Thursday, August 19, 2010

Even more exam answers

Seeing as today is results day I thought it was a prime opportunity to have the now annual look at some answers. Oh yeah sure, results are up and A* at A Level is possible, but let's not forget the candidates who maybe didn't work as hard they ought to have, the ones who didn't think through exactly what they were writing and the ones who maybe should have withdrawn altogether.

Just plain wrong
Wrong is as wrong does.

One thing they did was they grew bread more.
Yes, bread grows on trees. Just beside the money trees.

Knight of the Long Knives
Was he at the Round table?

By 1967 Hitler had managed to improve relations with nationalists.
From his hideout in Argentina?

Germany failed in the Battle of Britain because the RAF could fly over the Donegal Air Corridor.
I'm sure if you'd just thought about that sentence you would realise your error.

The Belfast Blitz left 100,000,000 homeless.
You got a bit 000 happy there I think.

Another party was set up, Sinn Fein. This was led by Rev Ian Paisley.
Never, never, never.

The legislative process refers to the Supreme Court.
Does it, does it really?

Operation Sea Lion was stopped because of the risk of being attacked by the RAF in the air.
Ah yes, attacks from the air, something the architect of Operation Sea Lion overlooked.

NI contributed because battleships could get repaired in Lough Erne.
Who was your Geography teacher? You should ask for a refund.

You don't say
You know what they say, make things abundantly clear to the examiner.

The president is the only person to have access to the nuclear weapon launch codes. A significant power in foreign policy.
Significant. I like how you think the possible end of the world would be 'significant'.

The lives of innocent people were lost which decreased the population.
I think that second part was a given.

They were able to help because it meant they could target Germany from different angles eg the sky, below sea level. Also because Germany wouldn't have been prepared for attack at these angles.
You'd have been better stopping after angles, then I might have thought you meant a war on two fronts.

At my primary school our first school rule was to do to others as you would like others to do to you.
And your point is?

Poetry corner
No extra marks for style.

Hitler and Hacha met up to discuss the future of Czechoslovakia. Hitler gave Hacha an ultimatum - give up Czechoslovakia or Prague would be bombed to the ground. It was such a beautiful city that Hacha fainted on the spot.
For he loved the baroque and gothic architecture?
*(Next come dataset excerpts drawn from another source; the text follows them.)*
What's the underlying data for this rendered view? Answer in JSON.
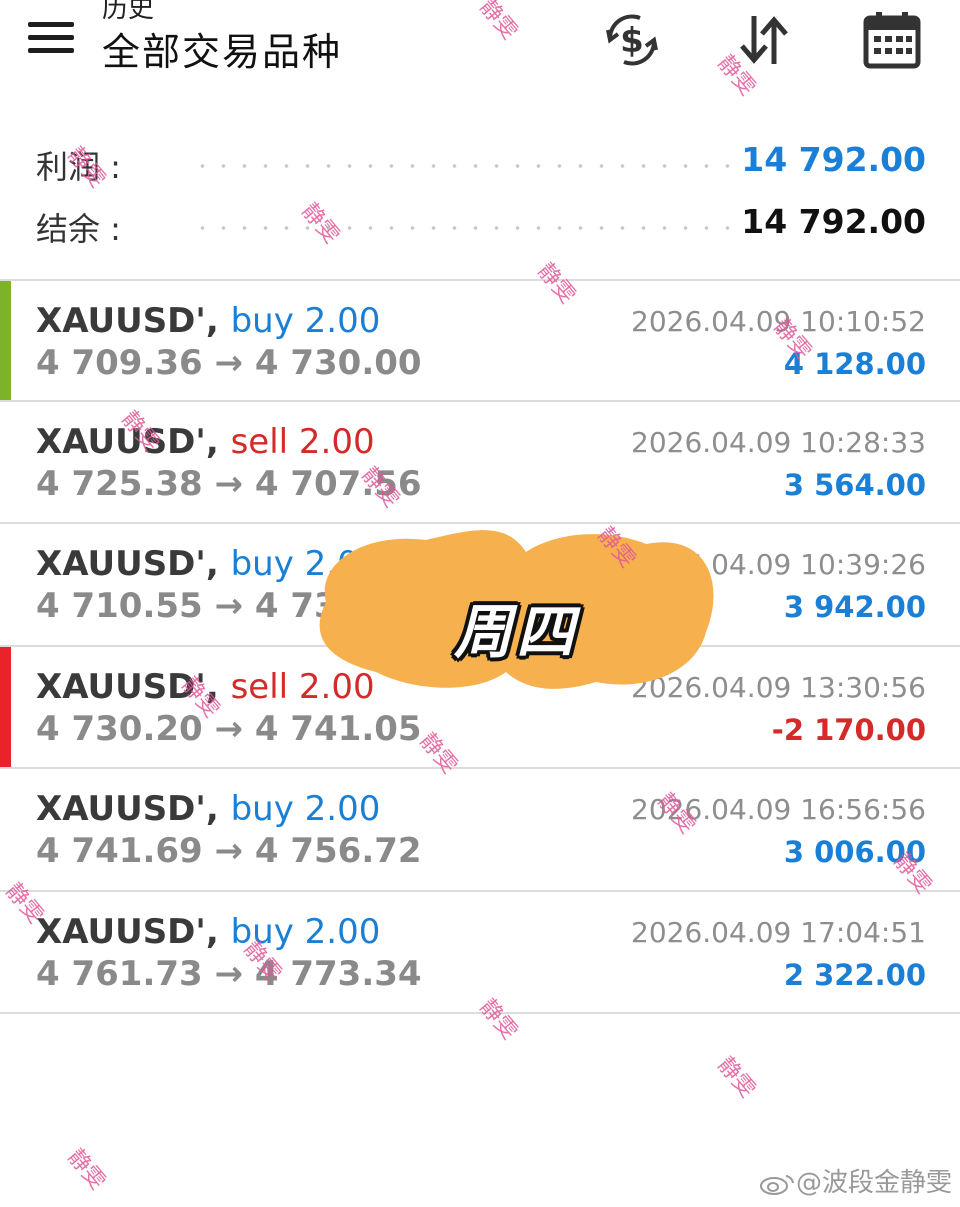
{
  "header": {
    "subtitle": "历史",
    "title": "全部交易品种",
    "icons": [
      "menu-icon",
      "currency-exchange-icon",
      "sort-icon",
      "calendar-icon"
    ]
  },
  "summary": {
    "profit_label": "利润 :",
    "profit_value": "14 792.00",
    "balance_label": "结余 :",
    "balance_value": "14 792.00"
  },
  "colors": {
    "buy": "#1a7fd6",
    "sell": "#d42a2a",
    "positive": "#1a7fd6",
    "negative": "#d42a2a",
    "bar_green": "#7db32a",
    "bar_red": "#e8242a",
    "blob": "#f6b04e"
  },
  "trades": [
    {
      "symbol": "XAUUSD',",
      "side": "buy 2.00",
      "side_type": "buy",
      "prices": "4 709.36 → 4 730.00",
      "time": "2026.04.09 10:10:52",
      "pnl": "4 128.00",
      "pnl_type": "positive",
      "bar": "green"
    },
    {
      "symbol": "XAUUSD',",
      "side": "sell 2.00",
      "side_type": "sell",
      "prices": "4 725.38 → 4 707.56",
      "time": "2026.04.09 10:28:33",
      "pnl": "3 564.00",
      "pnl_type": "positive",
      "bar": "none"
    },
    {
      "symbol": "XAUUSD',",
      "side": "buy 2.00",
      "side_type": "buy",
      "prices": "4 710.55 → 4 730",
      "time": "2026.04.09 10:39:26",
      "pnl": "3 942.00",
      "pnl_type": "positive",
      "bar": "none"
    },
    {
      "symbol": "XAUUSD',",
      "side": "sell 2.00",
      "side_type": "sell",
      "prices": "4 730.20 → 4 741.05",
      "time": "2026.04.09 13:30:56",
      "pnl": "-2 170.00",
      "pnl_type": "negative",
      "bar": "red"
    },
    {
      "symbol": "XAUUSD',",
      "side": "buy 2.00",
      "side_type": "buy",
      "prices": "4 741.69 → 4 756.72",
      "time": "2026.04.09 16:56:56",
      "pnl": "3 006.00",
      "pnl_type": "positive",
      "bar": "none"
    },
    {
      "symbol": "XAUUSD',",
      "side": "buy 2.00",
      "side_type": "buy",
      "prices": "4 761.73 → 4 773.34",
      "time": "2026.04.09 17:04:51",
      "pnl": "2 322.00",
      "pnl_type": "positive",
      "bar": "none"
    }
  ],
  "overlay": {
    "text": "周四"
  },
  "watermark": {
    "text": "静雯"
  },
  "credit": {
    "text": "@波段金静雯"
  }
}
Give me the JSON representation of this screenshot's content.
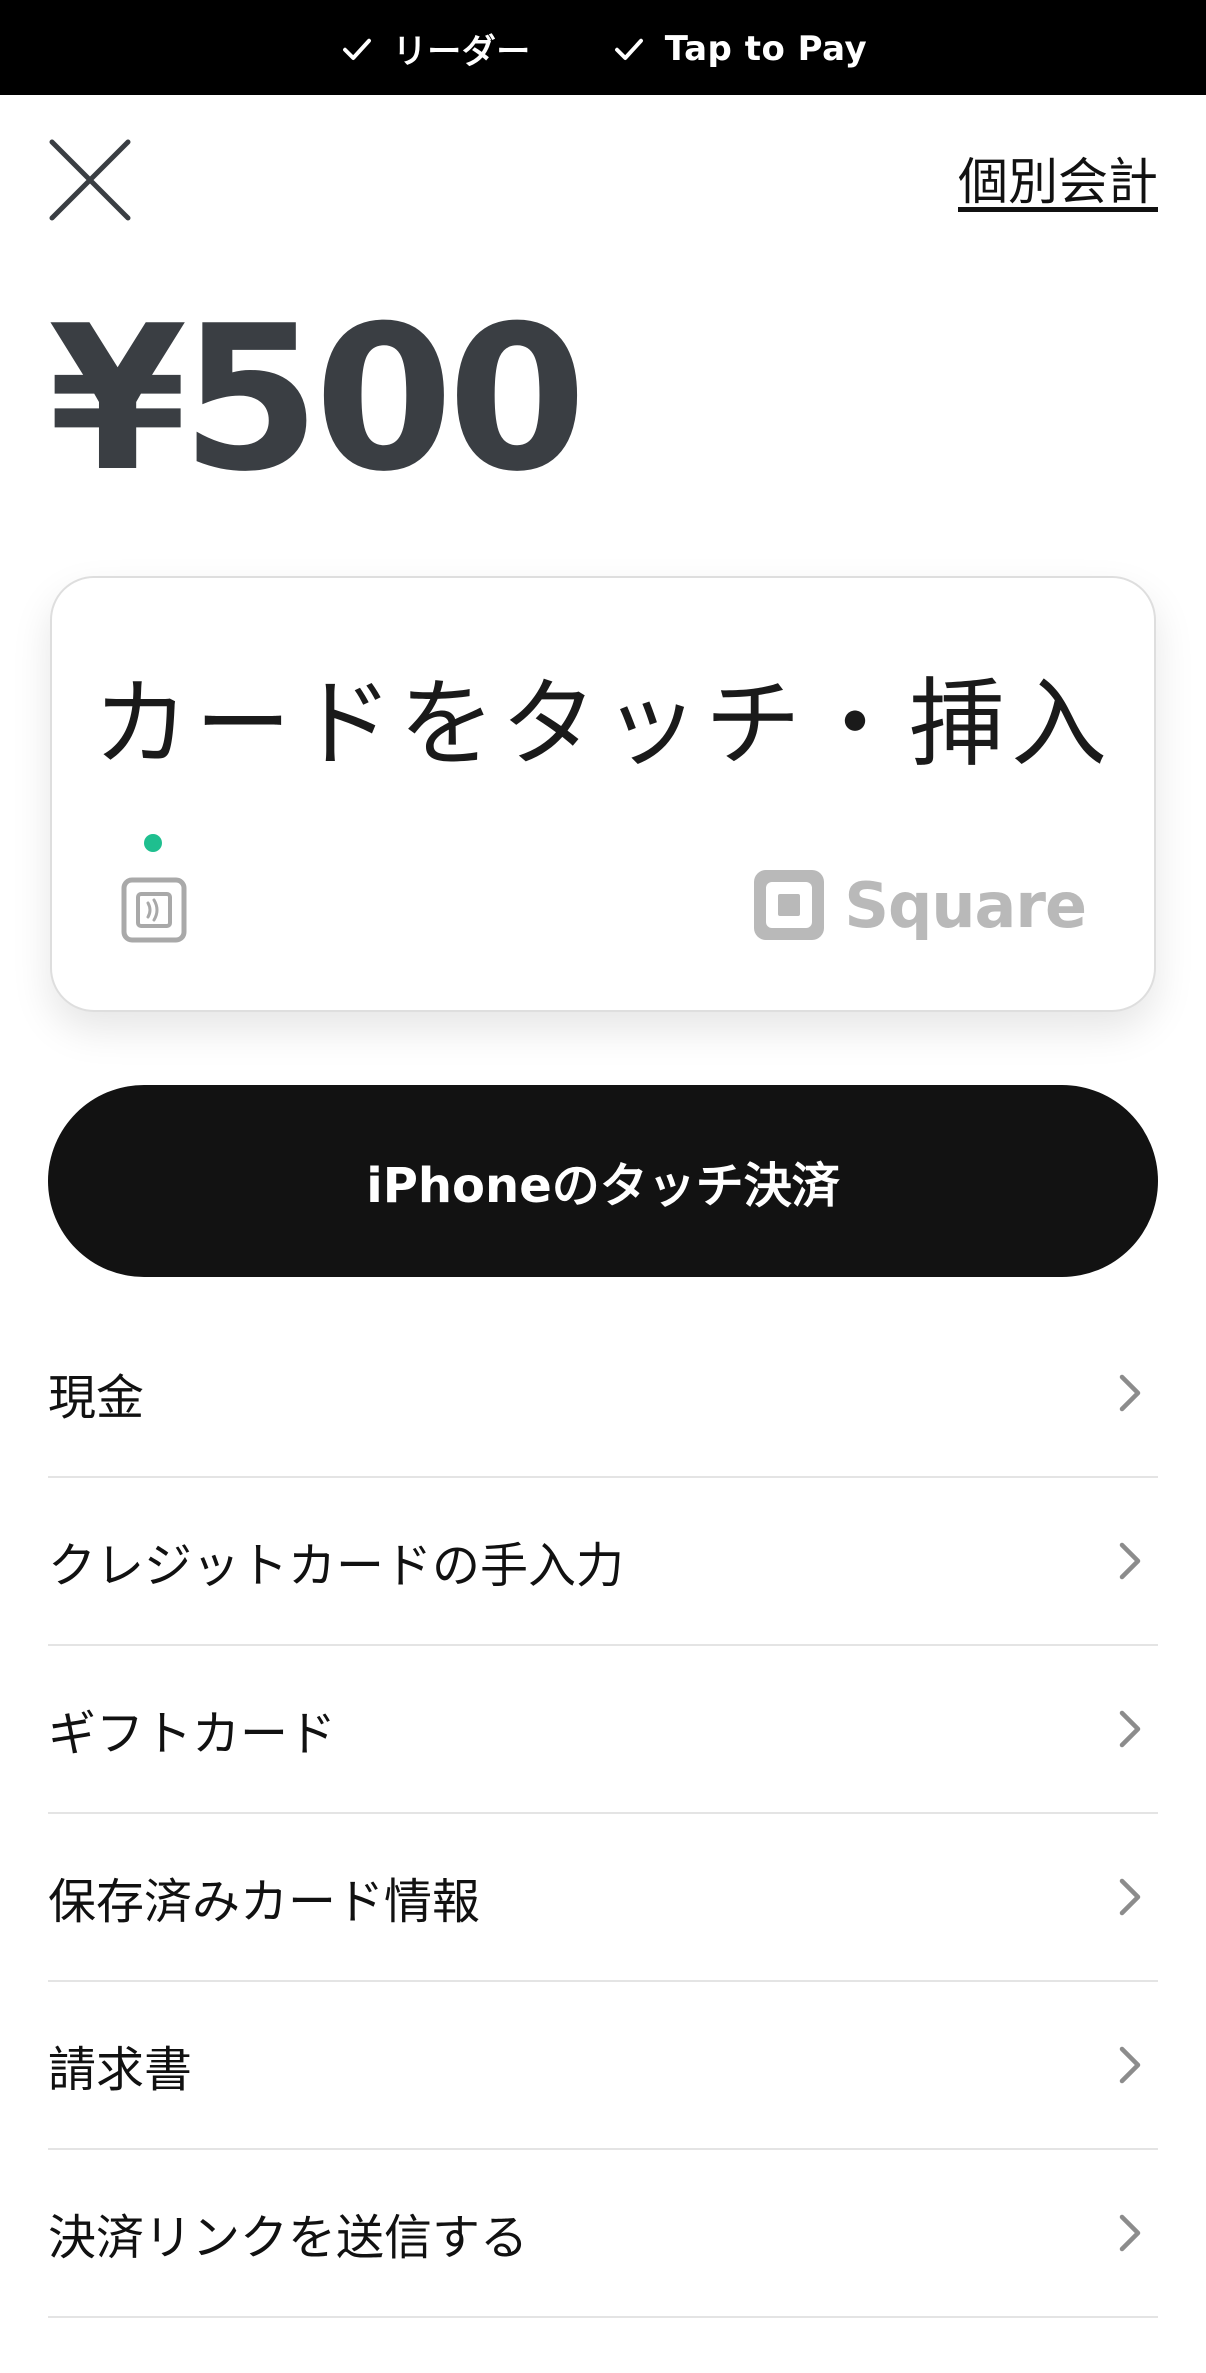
{
  "status_bar": {
    "items": [
      {
        "label": "リーダー",
        "icon": "check-icon"
      },
      {
        "label": "Tap to Pay",
        "icon": "check-icon"
      }
    ]
  },
  "header": {
    "close_icon": "close-icon",
    "split_label": "個別会計"
  },
  "amount": "¥500",
  "reader_card": {
    "prompt": "カードをタッチ・挿入",
    "status_color": "#1fbf8f",
    "brand": "Square"
  },
  "tap_to_pay_button": "iPhoneのタッチ決済",
  "payment_options": [
    {
      "label": "現金"
    },
    {
      "label": "クレジットカードの手入力"
    },
    {
      "label": "ギフトカード"
    },
    {
      "label": "保存済みカード情報"
    },
    {
      "label": "請求書"
    },
    {
      "label": "決済リンクを送信する"
    }
  ]
}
The RUC outstayed their welcome, searching houses for weapons.
Yes, I'd say searching for weapons is no way to impress your host. It's just not dinner etiquette.

Hitler just marched into Austria and took it.
I like that you think it was actually Hitler doing the marching.

Internment was an epic fail.
Ok, so you know your exam is not like your Facebook status?

Judicial review was discovered in 1803.
Why, what's this I have stumbled upon? Well, look what we have here! It's judicial review!

If the President starts to be a bit odd he can be impeached.
Ah yes, they do swear in the oath not to be odd.

If an attack is imminent, civil liberties go out the window to protect homeland security.
Ah yes, the old out the window trick. It's the only place civil liberties ever seem to go.

Telling it like it is
Or maybe isn't.

Women were told their role was to be in the house 24/7, looking after children and satisfying the father (sexually included).
Some things are best left unsaid.

The essay is broad but due to time restrictions I will address 3 issues.
Ok, well you'd have more time if you didn't moan about the time restrictions. Just sayin'.

The population votes for the President. They trust his decisions.
Someone should tell those Tea Party people.

One judge showed himself to be a swinger.
Oh did he indeed? I'm surprised Fox weren't on to him sooner.


In amongst these, there were two that really took me to the fair (and with exam marking you'll already know that you're half way there). Following on from last year's 'some critic's argue' The Repeat Repeat Award goes to the person that wrote 18 sentences beginning with 'Hitler...' You name it, they had a verb following it. Quite a feat in a two sided answer.

The other one that nearly destroyed me was one I tweeted about. It was a girl, oh yes definitely a girl who answered every question out of order. She did each of the four (completely different topics) longer questions first, then she did the mid-length questions of the four, and then finished with the short ones. And she didn't leave a line in between any question! So not only did I have to hunt all the way through her paper to find the answer I wanted to mark, the beginning and end weren't easily distinguishable and there was no room to annotate her answer. Of course if she hadn't wasted so much time drawing circles above each i for a dot I might have been more understanding. My annoyance was summed up in this tweet:

'No one thinks it's cute to circle your i dots ok. I think you're stupid, and I'm marking your GCSE paper. How do you like them apples?!'

My reaction, of course, could have been exaggerated because it was 2.00am in the morning. I know, don't examiners have it rough?